Search This Blog

Tuesday, June 25, 2013

Worth a re-read

Stephen Leacock.  Picked up 'Arcadian Adventures with the Idle Rich' yesterday.  Having read it many times, I never cease to relish in Leacock's genius.  One story, entitled 'The Arrested Philanthropy', features university characters called "President Boomer, Professors Dr. Boyster, Withers, Shottat, Gildas and Dean Elberberry Foible".  The law firm is called "Skinyer and Beatem" and the hotel "The Grand Palaver" -- all perfect names for the piece.

"At the least sign of restlessness they doused him with Latin," reads one passage, referring to how the president manipulated a potential financial donor into giving.  "At Plutoria, they now taught everything.  They had lectures on Confucianism, Mohammedanism, Buddhism, with an optional course on atheism for students in the final year."  Nothing's changed.

"He was shown professors who could handle the first year, but were powerless with the second; others who were all right with the second, but broke down with the third, while others could handle the third, but collapsed with the fourth.  There were professors who were all right in their own subject, but perfectly impossible outside of it; others who were so occupied outside of their own subject they were useless inside of it; others who knew their subject, but couldn't lecture; and others again who lectured admirably, but didn't know their subject."

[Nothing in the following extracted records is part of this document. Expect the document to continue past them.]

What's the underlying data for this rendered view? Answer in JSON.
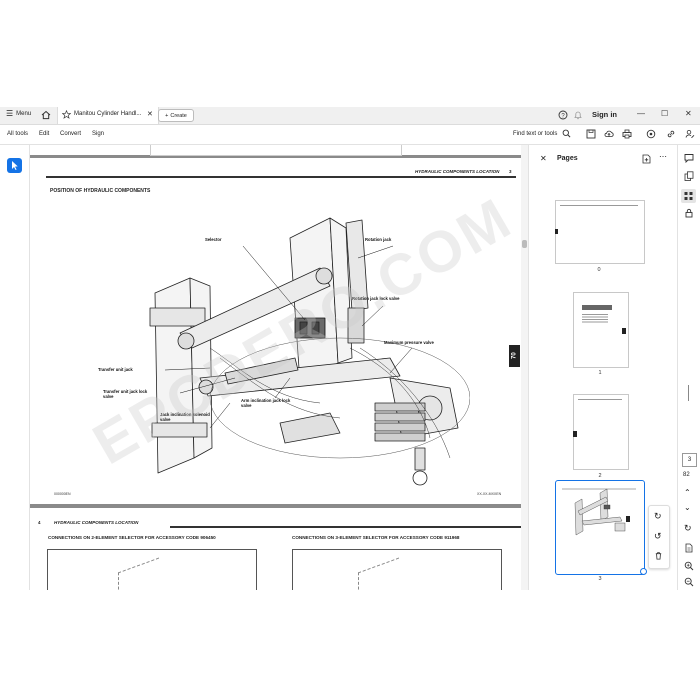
{
  "tabbar": {
    "menu_label": "Menu",
    "tab_title": "Manitou Cylinder Handl...",
    "create_label": "Create",
    "sign_in": "Sign in"
  },
  "toolbar": {
    "items": [
      "All tools",
      "Edit",
      "Convert",
      "Sign"
    ],
    "find_label": "Find text or tools"
  },
  "document": {
    "page_main": {
      "header_right": "HYDRAULIC COMPONENTS LOCATION",
      "page_number": "3",
      "title": "POSITION OF HYDRAULIC COMPONENTS",
      "labels": {
        "selector": "Selector",
        "rotation_jack": "Rotation jack",
        "rotation_jack_lock_valve": "Rotation jack lock valve",
        "maximum_pressure_valve": "Maximum pressure valve",
        "transfer_unit_jack": "Transfer unit jack",
        "transfer_unit_jack_lock_valve": "Transfer unit jack lock valve",
        "arm_inclination_jack_lock_valve": "Arm inclination jack lock valve",
        "jack_inclination_solenoid_valve": "Jack inclination solenoid valve"
      },
      "footer_left": "000000EN",
      "footer_right": "XX-XX-MXXEN",
      "side_tab": "70"
    },
    "page_next": {
      "page_number": "4",
      "header_left": "HYDRAULIC COMPONENTS LOCATION",
      "col1_title": "CONNECTIONS ON 2-ELEMENT SELECTOR FOR ACCESSORY CODE 906450",
      "col2_title": "CONNECTIONS ON 3-ELEMENT SELECTOR FOR ACCESSORY CODE 911968"
    },
    "watermark": "EPCDERO.COM"
  },
  "pages_panel": {
    "title": "Pages",
    "thumbnails": [
      {
        "label": "0"
      },
      {
        "label": "1"
      },
      {
        "label": "2"
      },
      {
        "label": "3"
      }
    ]
  },
  "right_rail": {
    "current_page": "3",
    "total_pages": "82"
  },
  "colors": {
    "accent": "#1473e6",
    "selected_thumb_border": "#1473e6",
    "doc_background": "#8a8a8a"
  }
}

A typical university of today entirely.

Leacock, born in Hampshire, England in 1869, emigrated with his family and settled in a farm north of Toronto -- probably a very built-up suburb now.  He was, however, not just a humourist.  The author of a number of books on economics, he chaired that department at McGill until his retirement in 1936.  From 1910 on, he published a volume of humour almost every year.  Unsurprisingly, his two favourite writers were Mark Twain and Charles Dickens and I'll bet Oscar Wilde was somewhere on that list. 

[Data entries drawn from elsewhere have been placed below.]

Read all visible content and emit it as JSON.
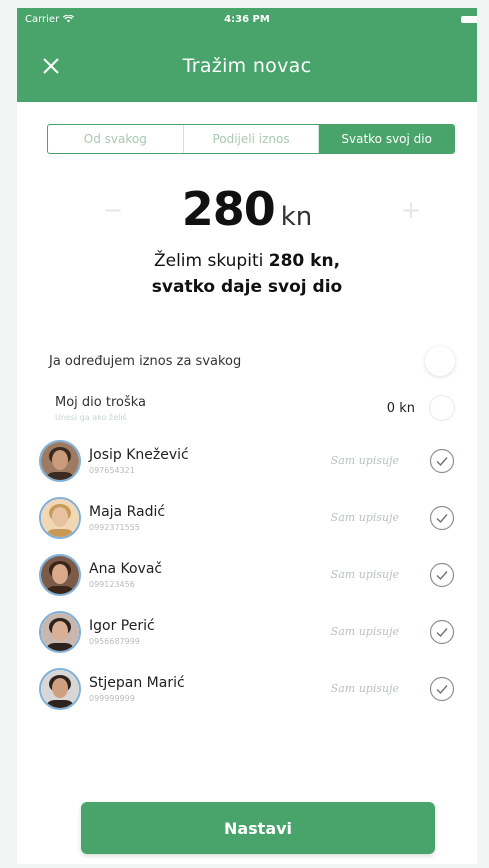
{
  "status_bar": {
    "carrier": "Carrier",
    "time": "4:36 PM"
  },
  "nav": {
    "title": "Tražim novac",
    "close_icon": "close-icon"
  },
  "segments": [
    {
      "label": "Od svakog",
      "active": false
    },
    {
      "label": "Podijeli iznos",
      "active": false
    },
    {
      "label": "Svatko svoj dio",
      "active": true
    }
  ],
  "amount": {
    "value": "280",
    "unit": "kn",
    "minus": "−",
    "plus": "+"
  },
  "summary": {
    "prefix": "Želim skupiti ",
    "amount": "280 kn,",
    "line2": "svatko daje svoj dio"
  },
  "option": {
    "label": "Ja određujem iznos za svakog"
  },
  "my_part": {
    "label": "Moj dio troška",
    "hint": "Unesi ga ako želiš",
    "amount": "0",
    "unit": "kn"
  },
  "people": [
    {
      "name": "Josip Knežević",
      "phone": "097654321",
      "status": "Sam upisuje",
      "skin": "#c99b7a",
      "hair": "#3a2a20",
      "bg": "#9c7b62"
    },
    {
      "name": "Maja Radić",
      "phone": "0992371555",
      "status": "Sam upisuje",
      "skin": "#e8c2a0",
      "hair": "#c89a55",
      "bg": "#f0d7b5"
    },
    {
      "name": "Ana Kovač",
      "phone": "099123456",
      "status": "Sam upisuje",
      "skin": "#d8a98a",
      "hair": "#3b2518",
      "bg": "#7a5a48"
    },
    {
      "name": "Igor Perić",
      "phone": "0956687999",
      "status": "Sam upisuje",
      "skin": "#d9b096",
      "hair": "#2c211b",
      "bg": "#c7b7ae"
    },
    {
      "name": "Stjepan Marić",
      "phone": "099999999",
      "status": "Sam upisuje",
      "skin": "#cfa07f",
      "hair": "#2e231d",
      "bg": "#d7d7d7"
    }
  ],
  "continue_button": {
    "label": "Nastavi"
  },
  "colors": {
    "accent": "#49a46b",
    "avatar_ring": "#7fb0d8"
  }
}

I plan to enjoy the other stories in this book, namely 'A Little Dinner With Mr. Lucullus Fyshe', 'The Wizard of Finance', 'The Yahi-Bahi Oriental Society of Mrs. Rasselyer-Brown', 'The Love Story of Mr. Peter Spillikins', 'The Rival Churches of St. Asaph and St. Osoph', 'The Ministrations of the Rev. Uttermust Dumfarthing' and 'The Great Fight for Clean Government'. 

The last I am sure will be as relevant today as when penned.